Nihat Zeybekçi zamanında müthiş bir altyapı hareketine girildi burada, hala da devam ediyor. Dar parsellerde müthiş katlar, yoğunluklar var. Hatta birçok şey burada çalışmıyor. Mesela bir otopark yönetmeliği var evlere şenlik... Yeri geliyor 200-300 metrekarede çok değerli yerlerde ticari alanlar yapıyorsunuz, otopark hesabı yapıldığında 70 araçlık otopark ihtiyacı çıkıyor. Siz bırakın oraya bina yapmayı, o arsaya 70 aracı tek başına zaten sığdıramıyorsunuz, birkaç katlı otopark yapmanız lazım. Denizli öyle bir yermiş ki, olduğu gibi bırakılması gereken, hiç oynanmaması gereken… Şu an yükü kaldıramıyor.
Bana bir yetki verilse, nereyi değiştirirsin dense Çınar ile Bayramyeri arasındaki yayalaştırıldığı söylenen sadece toplu taşıma araçlarının kullandığı yola bambaşka bir kimlik tanımlarım. Araçları sokmam ve oraya çok basit simgesel bir raylı sistem yaparım. İstanbul İstiklal Caddesi’ndeki tramvay gibi. Bu caddenin sağındaki solundaki mekanları kafelerin olduğu, insanların sosyalleştiği bir yer haline getiririm. Çünkü orası günün her saatinde yaşayan bir yer, aydınlatmasından tutun da yer döşemesine, çevresinde şekillenen ticaret fonksiyonlarına kadar orayı tamamen bir kültür haline getiririm. Mesela üniversite gençliği ile Denizlililerin ilişkisinin zayıflığından bahsediyoruz. Tüm üniversite gençliğinin sosyal hayatı üniversitenin etrafındaki kafelerde şekilleniyor. O çocukların başka bir yere gitmesini sağlayacak, özendirecek mekanlar da yok. Benim için bile akşam çoluğumu çocuğumu alıp gidebileceğim bir yer haline getiririm kentin merkezini.
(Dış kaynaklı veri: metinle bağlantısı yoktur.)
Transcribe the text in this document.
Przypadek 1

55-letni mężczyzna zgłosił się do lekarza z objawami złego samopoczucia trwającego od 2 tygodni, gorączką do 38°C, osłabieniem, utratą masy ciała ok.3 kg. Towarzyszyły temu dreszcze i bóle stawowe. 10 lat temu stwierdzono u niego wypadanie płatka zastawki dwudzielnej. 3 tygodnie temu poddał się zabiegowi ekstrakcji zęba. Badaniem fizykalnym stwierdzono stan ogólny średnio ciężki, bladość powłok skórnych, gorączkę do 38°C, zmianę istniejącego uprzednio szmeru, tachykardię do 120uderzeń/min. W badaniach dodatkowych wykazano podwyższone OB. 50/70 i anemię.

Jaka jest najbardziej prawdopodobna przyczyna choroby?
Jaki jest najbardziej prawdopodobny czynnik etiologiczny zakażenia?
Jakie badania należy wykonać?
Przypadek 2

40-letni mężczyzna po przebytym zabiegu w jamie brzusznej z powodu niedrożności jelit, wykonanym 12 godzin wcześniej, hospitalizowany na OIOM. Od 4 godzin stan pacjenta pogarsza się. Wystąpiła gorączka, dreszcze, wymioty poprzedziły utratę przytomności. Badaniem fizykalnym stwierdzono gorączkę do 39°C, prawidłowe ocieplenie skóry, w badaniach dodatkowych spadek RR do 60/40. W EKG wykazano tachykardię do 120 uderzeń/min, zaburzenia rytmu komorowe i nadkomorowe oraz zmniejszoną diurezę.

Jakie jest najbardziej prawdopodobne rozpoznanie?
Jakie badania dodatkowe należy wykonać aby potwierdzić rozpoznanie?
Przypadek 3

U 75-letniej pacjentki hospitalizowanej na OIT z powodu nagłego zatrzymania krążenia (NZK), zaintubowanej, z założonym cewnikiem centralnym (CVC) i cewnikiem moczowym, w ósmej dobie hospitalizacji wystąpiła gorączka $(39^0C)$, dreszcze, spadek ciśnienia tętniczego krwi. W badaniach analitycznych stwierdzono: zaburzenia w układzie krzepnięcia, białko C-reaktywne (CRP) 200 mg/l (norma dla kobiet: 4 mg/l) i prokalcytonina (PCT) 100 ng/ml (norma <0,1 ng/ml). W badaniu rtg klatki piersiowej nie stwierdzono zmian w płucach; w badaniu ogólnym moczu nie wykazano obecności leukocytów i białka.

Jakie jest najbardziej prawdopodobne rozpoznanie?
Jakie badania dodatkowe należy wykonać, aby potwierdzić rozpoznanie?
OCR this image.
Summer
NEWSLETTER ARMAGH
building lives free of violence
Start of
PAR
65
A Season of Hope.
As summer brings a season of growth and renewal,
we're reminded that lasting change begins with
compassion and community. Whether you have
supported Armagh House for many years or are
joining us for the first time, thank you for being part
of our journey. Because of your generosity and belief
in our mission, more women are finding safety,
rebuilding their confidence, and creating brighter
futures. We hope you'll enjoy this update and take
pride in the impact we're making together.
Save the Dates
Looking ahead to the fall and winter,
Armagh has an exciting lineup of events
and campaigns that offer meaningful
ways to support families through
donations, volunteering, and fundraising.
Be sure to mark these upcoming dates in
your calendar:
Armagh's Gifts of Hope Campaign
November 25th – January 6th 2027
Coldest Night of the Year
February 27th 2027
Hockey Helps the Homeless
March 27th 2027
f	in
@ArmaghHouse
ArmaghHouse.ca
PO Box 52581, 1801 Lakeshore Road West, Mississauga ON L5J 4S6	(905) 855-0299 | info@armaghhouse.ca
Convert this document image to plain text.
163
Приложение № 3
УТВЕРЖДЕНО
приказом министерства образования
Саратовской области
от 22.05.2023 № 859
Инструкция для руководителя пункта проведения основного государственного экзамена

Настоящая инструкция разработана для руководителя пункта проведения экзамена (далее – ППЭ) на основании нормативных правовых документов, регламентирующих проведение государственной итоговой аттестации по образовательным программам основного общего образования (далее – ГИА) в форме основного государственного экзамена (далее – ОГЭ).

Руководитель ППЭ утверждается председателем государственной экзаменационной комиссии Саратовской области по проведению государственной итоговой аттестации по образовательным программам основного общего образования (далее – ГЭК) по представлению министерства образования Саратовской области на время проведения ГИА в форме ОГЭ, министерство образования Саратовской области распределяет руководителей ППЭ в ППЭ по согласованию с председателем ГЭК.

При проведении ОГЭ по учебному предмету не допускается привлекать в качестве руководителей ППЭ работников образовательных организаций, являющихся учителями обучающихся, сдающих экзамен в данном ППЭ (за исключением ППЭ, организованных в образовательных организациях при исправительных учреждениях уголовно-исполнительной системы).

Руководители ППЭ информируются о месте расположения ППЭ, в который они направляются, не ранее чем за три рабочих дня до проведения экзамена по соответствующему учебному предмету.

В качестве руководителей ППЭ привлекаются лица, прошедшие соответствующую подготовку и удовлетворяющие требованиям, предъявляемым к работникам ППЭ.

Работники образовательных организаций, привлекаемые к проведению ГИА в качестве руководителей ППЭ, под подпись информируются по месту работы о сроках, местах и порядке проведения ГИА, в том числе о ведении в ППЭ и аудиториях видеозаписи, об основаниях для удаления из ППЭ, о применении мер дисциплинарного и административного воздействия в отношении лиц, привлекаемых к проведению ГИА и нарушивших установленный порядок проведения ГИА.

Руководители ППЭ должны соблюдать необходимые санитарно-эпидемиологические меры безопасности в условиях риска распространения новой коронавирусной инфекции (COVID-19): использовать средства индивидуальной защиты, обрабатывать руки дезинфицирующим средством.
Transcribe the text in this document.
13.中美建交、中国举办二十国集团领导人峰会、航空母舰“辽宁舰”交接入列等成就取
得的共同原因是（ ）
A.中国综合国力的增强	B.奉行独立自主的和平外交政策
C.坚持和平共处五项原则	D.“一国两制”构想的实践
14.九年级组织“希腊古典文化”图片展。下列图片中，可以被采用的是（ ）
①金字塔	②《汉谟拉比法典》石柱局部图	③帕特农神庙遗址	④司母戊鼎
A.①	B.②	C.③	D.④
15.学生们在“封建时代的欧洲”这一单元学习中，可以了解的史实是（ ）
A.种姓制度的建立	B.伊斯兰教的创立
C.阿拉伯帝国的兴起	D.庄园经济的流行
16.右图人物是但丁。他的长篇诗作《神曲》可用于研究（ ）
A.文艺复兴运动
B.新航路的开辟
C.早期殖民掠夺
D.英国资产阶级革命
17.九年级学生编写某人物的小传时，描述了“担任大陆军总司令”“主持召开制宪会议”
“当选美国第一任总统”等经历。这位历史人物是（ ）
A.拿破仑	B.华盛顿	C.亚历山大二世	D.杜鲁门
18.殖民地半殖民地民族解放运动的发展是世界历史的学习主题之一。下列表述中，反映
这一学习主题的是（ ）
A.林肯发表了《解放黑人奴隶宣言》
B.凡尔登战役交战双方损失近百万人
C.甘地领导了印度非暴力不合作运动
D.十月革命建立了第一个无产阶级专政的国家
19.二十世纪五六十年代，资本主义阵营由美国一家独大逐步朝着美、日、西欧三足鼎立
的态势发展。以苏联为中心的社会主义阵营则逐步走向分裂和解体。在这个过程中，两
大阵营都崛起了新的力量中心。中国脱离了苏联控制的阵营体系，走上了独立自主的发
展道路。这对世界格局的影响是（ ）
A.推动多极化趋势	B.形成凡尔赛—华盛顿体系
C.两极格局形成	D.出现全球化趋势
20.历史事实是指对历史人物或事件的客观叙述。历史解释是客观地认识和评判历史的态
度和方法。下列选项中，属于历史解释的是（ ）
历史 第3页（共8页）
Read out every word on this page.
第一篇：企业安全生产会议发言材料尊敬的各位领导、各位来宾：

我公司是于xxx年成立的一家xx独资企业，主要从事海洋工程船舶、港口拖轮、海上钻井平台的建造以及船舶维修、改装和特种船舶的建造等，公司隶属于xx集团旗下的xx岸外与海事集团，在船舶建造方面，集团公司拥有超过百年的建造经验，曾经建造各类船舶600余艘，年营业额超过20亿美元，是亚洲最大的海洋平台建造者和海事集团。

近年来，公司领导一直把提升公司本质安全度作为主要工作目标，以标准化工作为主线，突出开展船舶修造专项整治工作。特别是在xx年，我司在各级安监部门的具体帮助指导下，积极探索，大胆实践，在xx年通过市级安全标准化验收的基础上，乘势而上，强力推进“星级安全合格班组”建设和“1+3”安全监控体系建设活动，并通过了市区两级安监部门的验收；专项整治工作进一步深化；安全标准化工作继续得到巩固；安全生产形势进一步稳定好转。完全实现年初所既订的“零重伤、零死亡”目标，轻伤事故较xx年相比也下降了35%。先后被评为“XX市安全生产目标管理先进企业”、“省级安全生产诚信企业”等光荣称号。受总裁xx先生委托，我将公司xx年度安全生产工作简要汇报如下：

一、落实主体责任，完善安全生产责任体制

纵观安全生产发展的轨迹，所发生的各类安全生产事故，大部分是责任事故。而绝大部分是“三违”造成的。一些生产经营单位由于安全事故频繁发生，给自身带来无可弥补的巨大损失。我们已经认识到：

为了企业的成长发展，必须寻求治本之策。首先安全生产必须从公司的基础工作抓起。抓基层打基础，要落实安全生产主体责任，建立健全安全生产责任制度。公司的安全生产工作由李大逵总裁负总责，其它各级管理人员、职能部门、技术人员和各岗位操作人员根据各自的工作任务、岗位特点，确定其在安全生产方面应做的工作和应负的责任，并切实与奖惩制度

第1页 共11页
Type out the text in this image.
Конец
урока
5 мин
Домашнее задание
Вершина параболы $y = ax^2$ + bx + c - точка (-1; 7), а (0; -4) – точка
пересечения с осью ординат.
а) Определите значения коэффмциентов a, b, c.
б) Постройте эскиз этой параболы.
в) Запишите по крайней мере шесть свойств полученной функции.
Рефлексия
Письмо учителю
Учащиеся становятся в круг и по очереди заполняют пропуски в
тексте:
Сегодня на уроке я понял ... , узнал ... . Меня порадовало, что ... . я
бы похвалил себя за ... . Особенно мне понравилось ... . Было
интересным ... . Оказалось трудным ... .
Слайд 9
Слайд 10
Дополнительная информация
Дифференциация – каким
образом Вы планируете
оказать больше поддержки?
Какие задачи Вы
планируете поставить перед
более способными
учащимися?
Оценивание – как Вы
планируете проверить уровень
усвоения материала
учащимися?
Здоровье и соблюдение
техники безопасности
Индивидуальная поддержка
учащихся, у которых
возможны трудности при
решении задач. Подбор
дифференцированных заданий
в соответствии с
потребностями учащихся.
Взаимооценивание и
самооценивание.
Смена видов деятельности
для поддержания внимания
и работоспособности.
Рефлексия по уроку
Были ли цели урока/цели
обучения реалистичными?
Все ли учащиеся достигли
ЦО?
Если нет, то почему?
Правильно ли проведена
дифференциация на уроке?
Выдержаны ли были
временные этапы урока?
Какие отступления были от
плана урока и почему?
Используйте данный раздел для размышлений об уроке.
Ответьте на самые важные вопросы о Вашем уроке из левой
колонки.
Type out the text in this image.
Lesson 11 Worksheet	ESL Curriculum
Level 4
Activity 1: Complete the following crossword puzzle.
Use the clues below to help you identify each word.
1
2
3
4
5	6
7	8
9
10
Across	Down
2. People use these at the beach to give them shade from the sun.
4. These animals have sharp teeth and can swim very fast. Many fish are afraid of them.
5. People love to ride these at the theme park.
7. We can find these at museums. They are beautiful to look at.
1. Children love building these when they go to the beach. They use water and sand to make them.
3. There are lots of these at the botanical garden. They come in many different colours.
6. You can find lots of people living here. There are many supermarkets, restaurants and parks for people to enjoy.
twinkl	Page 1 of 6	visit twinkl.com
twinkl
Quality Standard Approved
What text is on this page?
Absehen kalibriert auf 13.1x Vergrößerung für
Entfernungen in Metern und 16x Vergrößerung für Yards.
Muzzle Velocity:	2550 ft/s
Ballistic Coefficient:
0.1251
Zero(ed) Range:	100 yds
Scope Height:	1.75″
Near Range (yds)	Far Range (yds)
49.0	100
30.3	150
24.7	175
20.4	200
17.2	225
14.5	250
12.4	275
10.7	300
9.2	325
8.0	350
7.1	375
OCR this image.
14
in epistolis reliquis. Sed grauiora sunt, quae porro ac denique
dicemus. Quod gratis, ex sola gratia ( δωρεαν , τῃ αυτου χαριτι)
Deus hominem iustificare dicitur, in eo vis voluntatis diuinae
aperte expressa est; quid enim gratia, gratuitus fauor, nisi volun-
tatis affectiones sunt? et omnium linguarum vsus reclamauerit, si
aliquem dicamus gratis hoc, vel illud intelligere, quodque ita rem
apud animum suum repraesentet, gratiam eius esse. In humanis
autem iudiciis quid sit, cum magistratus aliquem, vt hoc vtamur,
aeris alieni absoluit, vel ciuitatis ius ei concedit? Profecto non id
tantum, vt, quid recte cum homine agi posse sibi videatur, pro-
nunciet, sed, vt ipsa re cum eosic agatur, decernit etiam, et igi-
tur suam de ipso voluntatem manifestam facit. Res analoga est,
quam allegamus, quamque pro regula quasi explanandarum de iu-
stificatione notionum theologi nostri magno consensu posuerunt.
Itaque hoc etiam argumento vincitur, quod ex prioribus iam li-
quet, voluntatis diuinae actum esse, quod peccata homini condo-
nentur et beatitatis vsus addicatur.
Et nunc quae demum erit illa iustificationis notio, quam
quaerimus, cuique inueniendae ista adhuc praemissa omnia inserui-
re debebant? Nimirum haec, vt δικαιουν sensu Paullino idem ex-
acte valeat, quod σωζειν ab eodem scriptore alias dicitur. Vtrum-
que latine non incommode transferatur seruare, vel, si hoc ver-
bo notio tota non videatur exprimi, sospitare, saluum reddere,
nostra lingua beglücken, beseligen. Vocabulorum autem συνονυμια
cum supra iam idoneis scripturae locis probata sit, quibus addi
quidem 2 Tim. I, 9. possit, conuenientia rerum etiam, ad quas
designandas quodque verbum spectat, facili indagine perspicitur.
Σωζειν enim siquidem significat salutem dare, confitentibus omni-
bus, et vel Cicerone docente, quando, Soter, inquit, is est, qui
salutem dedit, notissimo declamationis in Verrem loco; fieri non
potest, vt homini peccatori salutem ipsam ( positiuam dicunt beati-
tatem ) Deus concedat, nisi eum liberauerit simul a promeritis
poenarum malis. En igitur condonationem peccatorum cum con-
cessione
Belediye yönetimsel olarak ta çok çiddi yanlışlar içinde... Mesela Belediye otobüsü Burnunun dibinde Aydın Büyükşehir Belediyesi Buharkent'ten taa Didim'e kadar belediye otobüsü çalıştırıyor. Biz vazgeçtik artık Acıpayam'a Çameli'ne gitmesine; ama en azından bir Sarayköy'e bir Buldan'a bir Baklan bir Bekilli'ye otobüs çalışması lazım. İnsana değer verilmesi gerekiyor.